We will keep adapting,” he says.
Shahin is working as a consultant to Viva for two years as part of the buyout deal.
OTR has kept fine-tuning its offering in SA in the past 20 years.
“It keeps evolving, it keeps changing, it doesn’t stop,” Shahin says. Pre-ordering coffees on mobile has proved popular, he says.
Sleek wooden panelling on the columns holding up the canopies under which motorists fill up their vehicles is another new design flourish.
Striped lime-and-white awnings bring a touch of France crossed with Melbourne’s laneway coffee culture.
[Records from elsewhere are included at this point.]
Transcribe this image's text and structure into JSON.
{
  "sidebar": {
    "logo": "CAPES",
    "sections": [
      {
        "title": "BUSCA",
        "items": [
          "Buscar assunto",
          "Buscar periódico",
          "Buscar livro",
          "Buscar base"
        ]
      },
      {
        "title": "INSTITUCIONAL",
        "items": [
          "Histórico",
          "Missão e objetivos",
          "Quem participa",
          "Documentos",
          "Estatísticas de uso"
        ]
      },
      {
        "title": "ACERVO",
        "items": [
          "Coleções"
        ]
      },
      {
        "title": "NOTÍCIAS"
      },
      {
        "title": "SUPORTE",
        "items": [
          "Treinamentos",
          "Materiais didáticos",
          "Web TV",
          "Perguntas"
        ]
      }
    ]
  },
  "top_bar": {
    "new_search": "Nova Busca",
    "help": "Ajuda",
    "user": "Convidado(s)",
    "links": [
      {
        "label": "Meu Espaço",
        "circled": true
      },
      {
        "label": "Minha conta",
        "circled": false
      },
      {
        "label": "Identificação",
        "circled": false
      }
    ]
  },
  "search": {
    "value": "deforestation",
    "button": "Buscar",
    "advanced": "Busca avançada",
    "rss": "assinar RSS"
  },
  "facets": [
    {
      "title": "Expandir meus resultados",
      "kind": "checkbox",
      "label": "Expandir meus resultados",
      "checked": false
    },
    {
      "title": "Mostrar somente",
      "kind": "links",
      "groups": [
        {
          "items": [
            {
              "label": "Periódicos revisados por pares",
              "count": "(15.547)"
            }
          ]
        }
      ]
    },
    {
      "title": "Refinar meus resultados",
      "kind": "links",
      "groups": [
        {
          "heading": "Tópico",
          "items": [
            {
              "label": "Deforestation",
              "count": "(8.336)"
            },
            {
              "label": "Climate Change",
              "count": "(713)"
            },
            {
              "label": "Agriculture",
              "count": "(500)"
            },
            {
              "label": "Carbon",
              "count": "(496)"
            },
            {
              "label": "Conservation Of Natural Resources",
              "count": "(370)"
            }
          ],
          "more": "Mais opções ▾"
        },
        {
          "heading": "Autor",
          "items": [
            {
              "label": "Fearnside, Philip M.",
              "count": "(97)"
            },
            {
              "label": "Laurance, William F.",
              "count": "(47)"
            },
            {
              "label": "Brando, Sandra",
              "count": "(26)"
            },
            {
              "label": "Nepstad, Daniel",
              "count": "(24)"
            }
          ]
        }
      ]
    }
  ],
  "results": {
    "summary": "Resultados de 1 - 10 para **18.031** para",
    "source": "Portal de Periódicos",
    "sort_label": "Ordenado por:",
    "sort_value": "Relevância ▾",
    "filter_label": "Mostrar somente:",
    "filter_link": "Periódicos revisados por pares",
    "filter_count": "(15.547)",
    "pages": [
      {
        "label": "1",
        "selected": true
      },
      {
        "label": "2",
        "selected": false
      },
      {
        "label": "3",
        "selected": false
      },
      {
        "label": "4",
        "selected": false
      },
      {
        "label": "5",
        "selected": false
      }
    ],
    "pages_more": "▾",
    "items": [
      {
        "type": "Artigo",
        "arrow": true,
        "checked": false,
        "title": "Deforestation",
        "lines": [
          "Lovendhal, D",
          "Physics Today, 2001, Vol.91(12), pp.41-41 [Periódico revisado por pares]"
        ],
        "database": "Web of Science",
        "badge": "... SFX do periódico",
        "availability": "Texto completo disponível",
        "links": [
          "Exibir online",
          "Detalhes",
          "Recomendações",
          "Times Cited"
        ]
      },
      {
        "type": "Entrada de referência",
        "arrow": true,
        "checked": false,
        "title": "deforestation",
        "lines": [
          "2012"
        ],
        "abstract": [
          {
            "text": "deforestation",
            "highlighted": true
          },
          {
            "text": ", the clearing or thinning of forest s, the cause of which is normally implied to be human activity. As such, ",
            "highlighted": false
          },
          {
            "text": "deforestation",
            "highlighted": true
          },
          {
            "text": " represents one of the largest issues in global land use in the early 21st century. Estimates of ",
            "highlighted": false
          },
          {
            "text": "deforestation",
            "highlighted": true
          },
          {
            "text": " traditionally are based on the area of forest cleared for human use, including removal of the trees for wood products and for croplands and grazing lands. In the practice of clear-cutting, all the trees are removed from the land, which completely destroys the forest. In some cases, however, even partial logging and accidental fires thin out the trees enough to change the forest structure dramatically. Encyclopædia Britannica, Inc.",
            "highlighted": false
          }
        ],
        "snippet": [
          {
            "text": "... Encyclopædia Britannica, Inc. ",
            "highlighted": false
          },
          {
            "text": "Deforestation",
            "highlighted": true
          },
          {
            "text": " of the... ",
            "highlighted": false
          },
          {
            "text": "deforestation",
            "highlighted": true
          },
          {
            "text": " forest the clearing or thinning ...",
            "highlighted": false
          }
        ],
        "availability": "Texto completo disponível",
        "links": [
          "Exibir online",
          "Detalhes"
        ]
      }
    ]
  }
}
Bouzo likes the effect.
The range of products is broader than shoppers are used to, occupying a middle ground that the Viva executive describes as “a top-up supermarket”.
But unlike the usual offering known to east coast drivers, there are enough pantry ingredients to prepare a home-cooked meal including trendy condiments such as Kewpie mayonnaise.
Australia has about 7500 service stations. Viva has about 1000 across several brands.
Viva acquired the Coles Express business in 2022 from supermarket giant Coles Group.
Viva, partly owned by commodities trader Vitol, owns the Shell-branded network of petrol stations.
Bouzo, the chief executive of Convenience and Mobility at Viva, says an older generation of motorists in Australia were brought up on the love of motor sports where Shell was prominent.
“It was more relevant for older Australians.
Younger people don’t really have that same love for motor sports, that Ford versus Holden rivalry. This is a bit of a step-out.”
Bouzo says there will be local marketing first in catchment areas around the rebadged OTRs in Sydney.
It will accelerate once 30 outlets is reached.
Jevan Bouzo with a Moe’s hot dog and soft serve ice-cream – Roy VanDerVegt
“If you go big and you’re only a small player, you don’t maximise things.
I think it’s smarter to wait until you’ve got that critical mass before you go big,” he says of the strategy.
“Basically, across Australia every Coles Express and Reddy Express capable of being converted to OTR will be converted,” he says of the long-range plans.
Inside an OTR, a small automotive products section, complete with L-plates, octopus straps, bottles of glass cleaner and air fresheners, is tucked away.
Bouzo says it is the slowest-moving category for sales, but is sacrosanct because it represents the automotive heartland.
He says electric vehicle charging will be part of the broader offering eventually.
“EV charging doesn’t work in isolation.
As EV uptake increases, more people will come to us,” Bouzo says confidently.
Rival Ampol has slowed its EV fast-charging network rollout plans.
Chief executive Matt Halliday said in August that local distribution network bottlenecks had forced a rethink on the aggressive schedule.
There are currently two OTR sites in SA offering EV charging. It is rolling out EV charging to 30 service station sites in NSW, with funding from the NSW government.
Most of the EV charging in NSW will be in existing Reddy Express sites, progressively shifting to OTR as the outlets are converted.
OTR’s network also includes about 100 quick service restaurant annexes from Subway, Guzman y Gomez, Krispy Kreme and Oporto.
Charlie Shahin and father Fred at their original Woodville Park petrol station in the western suburbs of Adelaide in 1986.
Viva in February completed a site-swap deal where 25 Coles Express outlets in SA went to Chevron, and it took control of 13 Chevron sites in other states, to gain clearance from the Australian Competition and Consumer Commission.
The Shahin family built incredible wealth from humble beginnings after its patriarch, the late Fred Shahin, arrived in Australia in the mid-1980s.
He had been an auditor and logistics manager for the United Nations in Lebanon, helping Palestinian refugees.
But he tired of the strife of war, and four decades ago fled to Australia with his wife, Salma.
Arriving in Adelaide in 1984, he couldn’t find a job.
He answered an advertisement in the local newspaper, The Advertiser, looking for buyers of a BP petrol station in the working-class suburb of Woodville Park in Adelaide’s western suburbs.
It came with a house next door in a package deal, so the family had somewhere to live.